The FB-string is formed as follows. Initially, it is empty. We go through all positive integers, starting from $$$1$$$, in ascending order, and do the following for each integer:

• if the current integer is divisible by $$$3$$$, append F to the end of the FB-string;
• if the current integer is divisible by $$$5$$$, append B to the end of the FB-string.

Note that if an integer is divisible by both $$$3$$$ and $$$5$$$, we append F, and then B, not in the opposite order.

The first $$$10$$$ characters of the FB-string are FBFFBFFBFB: the first F comes from the integer $$$3$$$, the next character (B) comes from $$$5$$$, the next F comes from the integer $$$6$$$, and so on. It's easy to see that this string is infinitely long. Let $$$f_i$$$ be the $$$i$$$-th character of FB-string; so, $$$f_1$$$ is F, $$$f_2$$$ is B, $$$f_3$$$ is F, $$$f_4$$$ is F, and so on.

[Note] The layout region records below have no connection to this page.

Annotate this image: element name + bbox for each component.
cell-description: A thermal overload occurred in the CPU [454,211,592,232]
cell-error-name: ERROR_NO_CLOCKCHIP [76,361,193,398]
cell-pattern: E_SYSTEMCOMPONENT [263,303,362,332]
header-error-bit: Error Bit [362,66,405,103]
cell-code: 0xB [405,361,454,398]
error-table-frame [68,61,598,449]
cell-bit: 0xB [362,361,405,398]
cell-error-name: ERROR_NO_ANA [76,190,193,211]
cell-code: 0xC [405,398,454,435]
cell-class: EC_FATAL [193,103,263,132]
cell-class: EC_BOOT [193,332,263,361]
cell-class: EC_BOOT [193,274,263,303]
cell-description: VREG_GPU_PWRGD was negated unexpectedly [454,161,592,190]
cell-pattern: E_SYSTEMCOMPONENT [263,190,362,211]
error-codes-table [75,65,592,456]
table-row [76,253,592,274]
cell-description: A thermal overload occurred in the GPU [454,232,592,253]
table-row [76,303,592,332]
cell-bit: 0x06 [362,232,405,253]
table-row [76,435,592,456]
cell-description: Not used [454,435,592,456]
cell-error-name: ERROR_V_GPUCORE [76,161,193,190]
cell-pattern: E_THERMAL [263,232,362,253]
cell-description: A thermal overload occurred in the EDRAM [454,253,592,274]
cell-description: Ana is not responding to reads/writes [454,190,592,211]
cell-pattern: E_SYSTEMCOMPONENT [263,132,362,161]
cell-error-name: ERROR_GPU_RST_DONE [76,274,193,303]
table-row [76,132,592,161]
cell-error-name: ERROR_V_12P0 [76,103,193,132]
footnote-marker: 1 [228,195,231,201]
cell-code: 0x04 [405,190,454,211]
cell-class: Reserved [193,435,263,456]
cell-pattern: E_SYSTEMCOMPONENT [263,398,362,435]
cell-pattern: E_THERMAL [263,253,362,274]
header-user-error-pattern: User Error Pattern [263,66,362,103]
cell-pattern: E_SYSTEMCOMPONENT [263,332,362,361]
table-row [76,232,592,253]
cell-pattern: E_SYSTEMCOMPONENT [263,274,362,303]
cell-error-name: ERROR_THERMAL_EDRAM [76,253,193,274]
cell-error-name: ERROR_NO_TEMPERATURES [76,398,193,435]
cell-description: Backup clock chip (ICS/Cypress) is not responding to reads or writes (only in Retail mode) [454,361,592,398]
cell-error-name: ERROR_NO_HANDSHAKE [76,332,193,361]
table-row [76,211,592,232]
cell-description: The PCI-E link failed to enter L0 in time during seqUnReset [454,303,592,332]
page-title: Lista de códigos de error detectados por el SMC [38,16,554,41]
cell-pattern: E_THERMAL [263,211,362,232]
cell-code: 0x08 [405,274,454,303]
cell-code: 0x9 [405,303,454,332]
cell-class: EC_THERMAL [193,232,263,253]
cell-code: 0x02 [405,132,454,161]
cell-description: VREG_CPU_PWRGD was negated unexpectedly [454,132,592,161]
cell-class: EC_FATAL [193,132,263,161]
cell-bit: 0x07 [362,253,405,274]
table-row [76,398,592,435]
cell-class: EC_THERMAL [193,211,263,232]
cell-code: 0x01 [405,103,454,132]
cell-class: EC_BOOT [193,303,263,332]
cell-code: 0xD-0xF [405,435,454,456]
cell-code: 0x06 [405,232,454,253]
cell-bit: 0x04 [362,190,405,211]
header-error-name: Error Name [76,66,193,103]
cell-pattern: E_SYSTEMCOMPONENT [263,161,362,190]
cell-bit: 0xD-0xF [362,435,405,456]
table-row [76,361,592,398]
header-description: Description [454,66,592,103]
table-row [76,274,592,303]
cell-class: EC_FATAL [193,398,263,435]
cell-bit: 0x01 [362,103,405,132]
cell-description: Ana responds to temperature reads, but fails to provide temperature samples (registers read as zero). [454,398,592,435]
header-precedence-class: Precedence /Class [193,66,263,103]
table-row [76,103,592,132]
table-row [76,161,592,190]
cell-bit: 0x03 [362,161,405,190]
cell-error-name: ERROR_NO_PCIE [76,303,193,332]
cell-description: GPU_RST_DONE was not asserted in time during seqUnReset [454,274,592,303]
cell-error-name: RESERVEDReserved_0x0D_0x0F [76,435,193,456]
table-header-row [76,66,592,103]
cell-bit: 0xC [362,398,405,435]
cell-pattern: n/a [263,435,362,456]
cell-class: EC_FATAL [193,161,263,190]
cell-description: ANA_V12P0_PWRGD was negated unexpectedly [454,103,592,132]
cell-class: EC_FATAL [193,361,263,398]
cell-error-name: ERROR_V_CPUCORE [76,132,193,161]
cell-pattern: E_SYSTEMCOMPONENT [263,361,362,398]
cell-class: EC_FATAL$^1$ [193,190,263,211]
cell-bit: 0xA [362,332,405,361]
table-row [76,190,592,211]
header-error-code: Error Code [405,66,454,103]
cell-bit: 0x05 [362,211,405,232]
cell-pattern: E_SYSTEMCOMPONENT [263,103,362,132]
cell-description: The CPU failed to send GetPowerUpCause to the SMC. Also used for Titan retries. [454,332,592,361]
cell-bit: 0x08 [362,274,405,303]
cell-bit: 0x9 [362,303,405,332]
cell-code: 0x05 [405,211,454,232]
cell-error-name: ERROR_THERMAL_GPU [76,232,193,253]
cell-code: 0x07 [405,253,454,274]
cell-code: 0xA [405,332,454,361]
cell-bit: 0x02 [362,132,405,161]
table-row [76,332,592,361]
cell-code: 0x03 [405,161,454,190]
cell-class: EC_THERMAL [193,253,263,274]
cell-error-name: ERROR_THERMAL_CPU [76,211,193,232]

You are given a string $$$s$$$, consisting of characters F and/or B. You have to determine whether it is a substring (contiguous subsequence) of the FB-string. In other words, determine if it is possible to choose two integers $$$l$$$ and $$$r$$$ ($$$1 \le l \le r$$$) so that the string $$$f_l f_{l+1} f_{l+2} \dots f_r$$$ is exactly $$$s$$$.

For example:

• FFB is a substring of the FB-string: if we pick $$$l = 3$$$ and $$$r = 5$$$, the string $$$f_3 f_4 f_5$$$ is exactly FFB;
• BFFBFFBF is a substring of the FB-string: if we pick $$$l = 2$$$ and $$$r = 9$$$, the string $$$f_2 f_3 f_4 \dots f_9$$$ is exactly BFFBFFBF;
• BBB is not a substring of the FB-string.